Analyses comparing healthy controls and patients with TBI on self-assessment scales, neuropsychological tests and results the fMRI task (mSDMT) used ANCOVAs with education as covariate due to differences in this variable and its known effects on neuropsychological tests. Repeated measures ANOVA were used when examining differences between groups in “state fatigue” from before to after performance of the mSDMT (2x2, group vs time), and for testing differences between groups in reaction time and accuracy on the mSDMT changes during parts 1, 2 and 3 of the task (2x3, group vs time).

Study III

In Study III, the same fMRI contrast as in Study II (task effect) was used, one for the pre-treatment and one for the post-treatment examination. To evaluate the effects of treatment on changes in these contrasts from before to after treatment, a 2X2 (group by time) repeated measures ANOVA was used.

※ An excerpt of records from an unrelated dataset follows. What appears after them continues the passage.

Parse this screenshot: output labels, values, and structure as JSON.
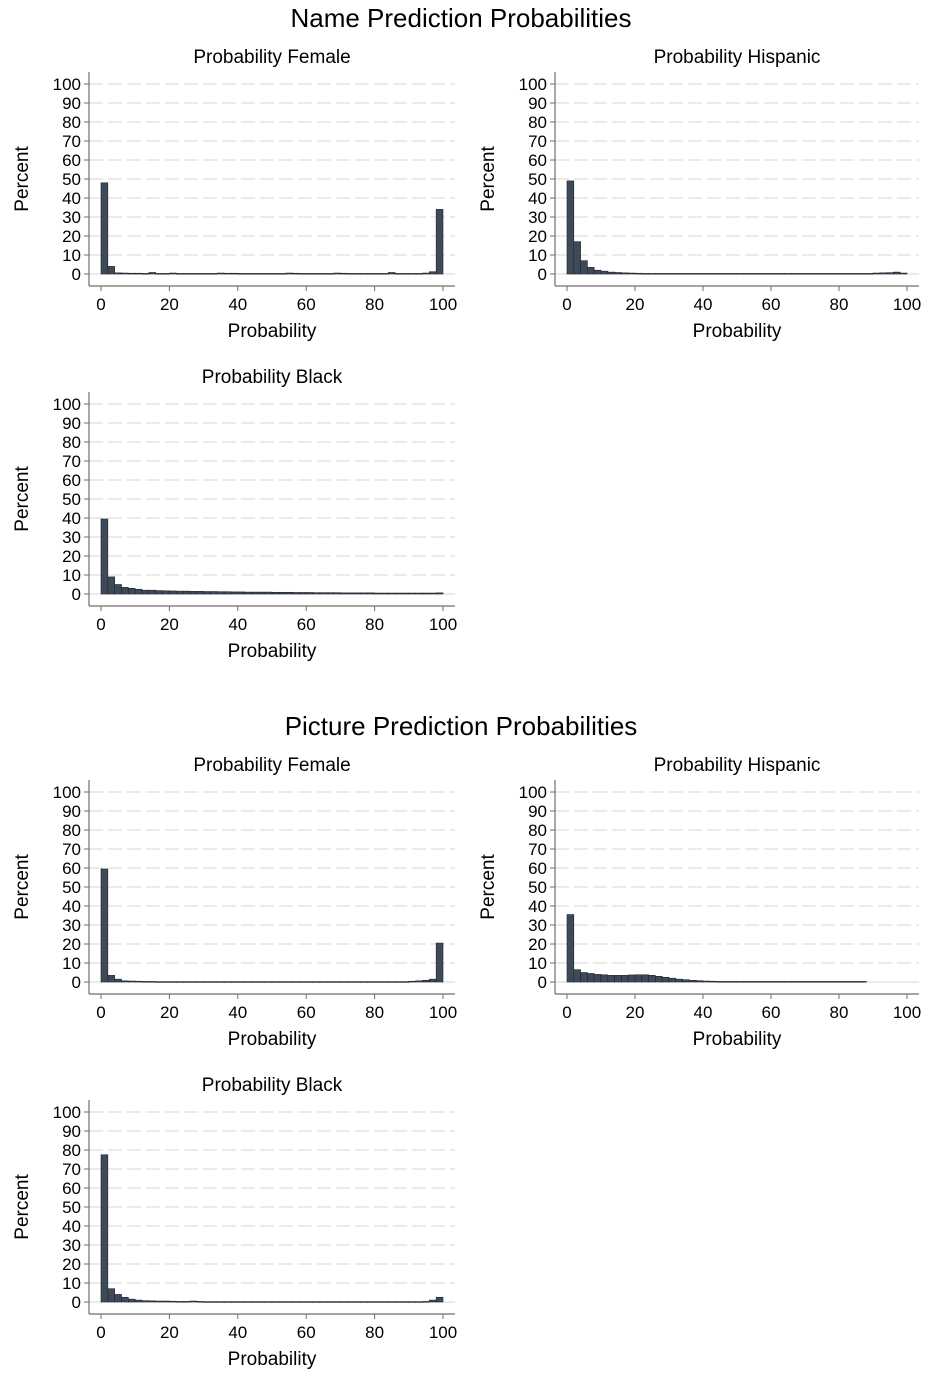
{
  "groups": [
    {
      "title": "Name Prediction Probabilities"
    },
    {
      "title": "Picture Prediction Probabilities"
    }
  ],
  "chart_data": [
    {
      "type": "bar",
      "group": 0,
      "title": "Probability Female",
      "xlabel": "Probability",
      "ylabel": "Percent",
      "xlim": [
        0,
        100
      ],
      "ylim": [
        0,
        100
      ],
      "xticks": [
        0,
        20,
        40,
        60,
        80,
        100
      ],
      "yticks": [
        0,
        10,
        20,
        30,
        40,
        50,
        60,
        70,
        80,
        90,
        100
      ],
      "grid": true,
      "bin_width": 2,
      "values": [
        48,
        4,
        0.6,
        0.5,
        0.4,
        0.4,
        0.3,
        0.8,
        0.3,
        0.3,
        0.5,
        0.3,
        0.3,
        0.3,
        0.3,
        0.3,
        0.3,
        0.5,
        0.4,
        0.4,
        0.3,
        0.3,
        0.3,
        0.3,
        0.3,
        0.3,
        0.3,
        0.5,
        0.4,
        0.3,
        0.3,
        0.3,
        0.3,
        0.3,
        0.5,
        0.4,
        0.3,
        0.3,
        0.3,
        0.3,
        0.3,
        0.3,
        0.8,
        0.3,
        0.3,
        0.3,
        0.3,
        0.5,
        1.2,
        34
      ]
    },
    {
      "type": "bar",
      "group": 0,
      "title": "Probability Hispanic",
      "xlabel": "Probability",
      "ylabel": "Percent",
      "xlim": [
        0,
        100
      ],
      "ylim": [
        0,
        100
      ],
      "xticks": [
        0,
        20,
        40,
        60,
        80,
        100
      ],
      "yticks": [
        0,
        10,
        20,
        30,
        40,
        50,
        60,
        70,
        80,
        90,
        100
      ],
      "grid": true,
      "bin_width": 2,
      "values": [
        49,
        17,
        7,
        3.5,
        2,
        1.5,
        1,
        0.8,
        0.6,
        0.5,
        0.4,
        0.3,
        0.3,
        0.3,
        0.3,
        0.3,
        0.3,
        0.3,
        0.3,
        0.3,
        0.3,
        0.3,
        0.3,
        0.3,
        0.3,
        0.3,
        0.3,
        0.3,
        0.3,
        0.3,
        0.3,
        0.3,
        0.3,
        0.3,
        0.3,
        0.3,
        0.3,
        0.3,
        0.3,
        0.3,
        0.3,
        0.3,
        0.3,
        0.3,
        0.3,
        0.5,
        0.6,
        0.7,
        1,
        0.5
      ]
    },
    {
      "type": "bar",
      "group": 0,
      "title": "Probability Black",
      "xlabel": "Probability",
      "ylabel": "Percent",
      "xlim": [
        0,
        100
      ],
      "ylim": [
        0,
        100
      ],
      "xticks": [
        0,
        20,
        40,
        60,
        80,
        100
      ],
      "yticks": [
        0,
        10,
        20,
        30,
        40,
        50,
        60,
        70,
        80,
        90,
        100
      ],
      "grid": true,
      "bin_width": 2,
      "values": [
        39.5,
        9,
        5,
        3.5,
        3,
        2.5,
        2,
        2,
        1.8,
        1.7,
        1.6,
        1.5,
        1.5,
        1.4,
        1.4,
        1.3,
        1.3,
        1.2,
        1.2,
        1.1,
        1.1,
        1,
        1,
        1,
        1,
        0.9,
        0.9,
        0.9,
        0.8,
        0.8,
        0.8,
        0.7,
        0.7,
        0.7,
        0.7,
        0.6,
        0.6,
        0.6,
        0.6,
        0.6,
        0.5,
        0.5,
        0.5,
        0.5,
        0.5,
        0.5,
        0.5,
        0.5,
        0.5,
        0.6
      ]
    },
    {
      "type": "bar",
      "group": 1,
      "title": "Probability Female",
      "xlabel": "Probability",
      "ylabel": "Percent",
      "xlim": [
        0,
        100
      ],
      "ylim": [
        0,
        100
      ],
      "xticks": [
        0,
        20,
        40,
        60,
        80,
        100
      ],
      "yticks": [
        0,
        10,
        20,
        30,
        40,
        50,
        60,
        70,
        80,
        90,
        100
      ],
      "grid": true,
      "bin_width": 2,
      "values": [
        59.5,
        3.5,
        1.5,
        0.6,
        0.5,
        0.4,
        0.3,
        0.3,
        0.2,
        0.2,
        0.2,
        0.2,
        0.2,
        0.2,
        0.2,
        0.2,
        0.2,
        0.2,
        0.2,
        0.2,
        0.2,
        0.2,
        0.2,
        0.2,
        0.2,
        0.2,
        0.2,
        0.2,
        0.2,
        0.2,
        0.2,
        0.2,
        0.2,
        0.2,
        0.2,
        0.2,
        0.2,
        0.2,
        0.2,
        0.2,
        0.2,
        0.2,
        0.2,
        0.2,
        0.2,
        0.4,
        0.6,
        0.9,
        1.5,
        20.5
      ]
    },
    {
      "type": "bar",
      "group": 1,
      "title": "Probability Hispanic",
      "xlabel": "Probability",
      "ylabel": "Percent",
      "xlim": [
        0,
        100
      ],
      "ylim": [
        0,
        100
      ],
      "xticks": [
        0,
        20,
        40,
        60,
        80,
        100
      ],
      "yticks": [
        0,
        10,
        20,
        30,
        40,
        50,
        60,
        70,
        80,
        90,
        100
      ],
      "grid": true,
      "bin_width": 2,
      "values": [
        35.5,
        6.5,
        5,
        4.5,
        4,
        3.8,
        3.5,
        3.5,
        3.5,
        3.7,
        3.8,
        3.8,
        3.5,
        3,
        2.5,
        2,
        1.5,
        1.2,
        0.9,
        0.7,
        0.5,
        0.4,
        0.3,
        0.3,
        0.3,
        0.3,
        0.3,
        0.3,
        0.3,
        0.3,
        0.3,
        0.3,
        0.3,
        0.3,
        0.3,
        0.3,
        0.3,
        0.3,
        0.3,
        0.3,
        0.3,
        0.3,
        0.3,
        0.3,
        0,
        0,
        0,
        0,
        0,
        0
      ]
    },
    {
      "type": "bar",
      "group": 1,
      "title": "Probability Black",
      "xlabel": "Probability",
      "ylabel": "Percent",
      "xlim": [
        0,
        100
      ],
      "ylim": [
        0,
        100
      ],
      "xticks": [
        0,
        20,
        40,
        60,
        80,
        100
      ],
      "yticks": [
        0,
        10,
        20,
        30,
        40,
        50,
        60,
        70,
        80,
        90,
        100
      ],
      "grid": true,
      "bin_width": 2,
      "values": [
        77.5,
        7,
        4,
        2.5,
        1.5,
        1,
        0.7,
        0.6,
        0.5,
        0.5,
        0.4,
        0.3,
        0.3,
        0.5,
        0.3,
        0.2,
        0.2,
        0.2,
        0.2,
        0.2,
        0.2,
        0.2,
        0.2,
        0.2,
        0.2,
        0.2,
        0.2,
        0.2,
        0.2,
        0.2,
        0.2,
        0.2,
        0.2,
        0.2,
        0.2,
        0.2,
        0.2,
        0.2,
        0.2,
        0.2,
        0.2,
        0.2,
        0.2,
        0.2,
        0.2,
        0.2,
        0.2,
        0.3,
        1,
        2.5
      ]
    }
  ],
  "colors": {
    "bar_fill": "#3e4a58",
    "bar_stroke": "#1d2530",
    "grid": "#d6d6d6",
    "axis": "#6e6e6e"
  }
}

An initial whole brain FWE-controlled analysis was followed by a whole brain uncorrected analyses at p < 0.001 and cluster size > 10. To test differences of contrast values in clusters with treatment effects between patients participating in the trial and healthy controls, independent samples t-tests were used. To examine treatment effects on behavioral data, a 2X2 (group by time) repeated measures ANOVA was used. It is important to note that in this study, in contrast to study I, the last observation carried forward method was not used.